Question

Use the limit theorem and the properties of limits to find the limit.

Answer 1

`a. 0`

Explanation:

The given limit is

`\lim_(x \to \infty) ((x)/(x^2+1)+(2x^2)/(x^3+x))`

The limit of a sum is the sum of the limit

`\lim_(x \to \infty) (x)/(x^2+1)+lim_(x \to \infty) (2x^2)/(x^3+x)`

We divide the numerator and the denominator of each limit by the highest power of x in the denominator.

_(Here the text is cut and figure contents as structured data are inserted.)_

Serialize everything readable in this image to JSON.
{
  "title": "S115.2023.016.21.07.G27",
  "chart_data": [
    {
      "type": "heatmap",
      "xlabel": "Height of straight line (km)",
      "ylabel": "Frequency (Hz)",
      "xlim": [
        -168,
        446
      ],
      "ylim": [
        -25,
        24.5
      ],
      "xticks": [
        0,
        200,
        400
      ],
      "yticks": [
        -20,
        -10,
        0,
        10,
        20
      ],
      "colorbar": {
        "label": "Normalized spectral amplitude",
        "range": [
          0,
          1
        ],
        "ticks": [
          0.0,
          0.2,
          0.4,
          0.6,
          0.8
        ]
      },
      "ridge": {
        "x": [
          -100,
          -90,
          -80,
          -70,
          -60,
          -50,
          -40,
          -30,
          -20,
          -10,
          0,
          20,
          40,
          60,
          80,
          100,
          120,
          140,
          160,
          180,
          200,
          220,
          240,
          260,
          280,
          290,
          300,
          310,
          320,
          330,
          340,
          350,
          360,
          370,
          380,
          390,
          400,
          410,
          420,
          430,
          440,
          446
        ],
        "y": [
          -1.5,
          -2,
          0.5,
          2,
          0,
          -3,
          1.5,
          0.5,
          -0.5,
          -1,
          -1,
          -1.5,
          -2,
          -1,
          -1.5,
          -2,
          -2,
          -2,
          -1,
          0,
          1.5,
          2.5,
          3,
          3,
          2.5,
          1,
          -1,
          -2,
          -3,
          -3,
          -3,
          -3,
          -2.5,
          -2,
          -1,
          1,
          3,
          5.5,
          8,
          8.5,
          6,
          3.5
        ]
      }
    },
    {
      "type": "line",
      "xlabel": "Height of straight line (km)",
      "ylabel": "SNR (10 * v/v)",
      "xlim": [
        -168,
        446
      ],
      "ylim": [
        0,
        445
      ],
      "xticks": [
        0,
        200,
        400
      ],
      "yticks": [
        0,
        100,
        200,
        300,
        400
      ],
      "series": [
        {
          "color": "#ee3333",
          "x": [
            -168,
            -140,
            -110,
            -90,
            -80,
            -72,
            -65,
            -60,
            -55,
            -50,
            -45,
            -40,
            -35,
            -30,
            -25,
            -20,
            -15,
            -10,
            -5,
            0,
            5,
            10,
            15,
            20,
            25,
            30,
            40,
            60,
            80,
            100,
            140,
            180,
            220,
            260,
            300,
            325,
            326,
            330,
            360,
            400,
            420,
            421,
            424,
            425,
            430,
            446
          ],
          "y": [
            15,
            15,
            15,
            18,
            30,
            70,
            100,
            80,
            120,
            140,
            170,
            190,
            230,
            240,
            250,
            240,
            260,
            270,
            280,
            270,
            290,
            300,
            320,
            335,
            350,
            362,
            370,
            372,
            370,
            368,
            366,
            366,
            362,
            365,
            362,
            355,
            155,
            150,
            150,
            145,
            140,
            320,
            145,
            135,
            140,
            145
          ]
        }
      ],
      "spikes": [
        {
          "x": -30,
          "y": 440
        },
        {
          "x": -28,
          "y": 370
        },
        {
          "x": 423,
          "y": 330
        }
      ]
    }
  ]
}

`\lim_(x \to \infty) ((x)/(x^2))/((x^2)/(x^2)+(1)/(x^2))+lim_(x \to \infty) ((2x^2)/(x^3))/((x^3)/(x^3)+(x)/(x^3))`

This gives us;

`\lim_(x \to \infty) ((1)/(x))/(1+(1)/(x^2))+lim_(x \to \infty) ((2)/(x))/(1+(1)/(x^2))`

Apply the following property of limit;

As
`x \to \infty, (c)/(x^n) \to 0`, where c is a constant.

This will give us;

`\lim_(x \to \infty) ((1)/(x))/(1+(1)/(x^2))+lim_(x \to \infty) ((2)/(x))/(1+(1)/(x^2))=(0)/(1+0)+(0)/(1+0)=0`

Answer 2

A

Explanation:

First, simplify the expression

`(x)/(x^2+1)+(2x^2)/(x^3+x)=(x)/(x^2+1)+(2x^2)/(x(x^2+1))=(x^2+2x^2)/(x(x^2+1))=(3x^2)/(x(x^2+1)).`

Then the limit is

`\lim_(x \to \infty) (3x^2)/(x(x^2+1)).`

Since the denominator of this fraction has greater power (the power of the denominator is 3) than numerator has (the power of numerator is 2), by the limit theorem this limit is equal to 0.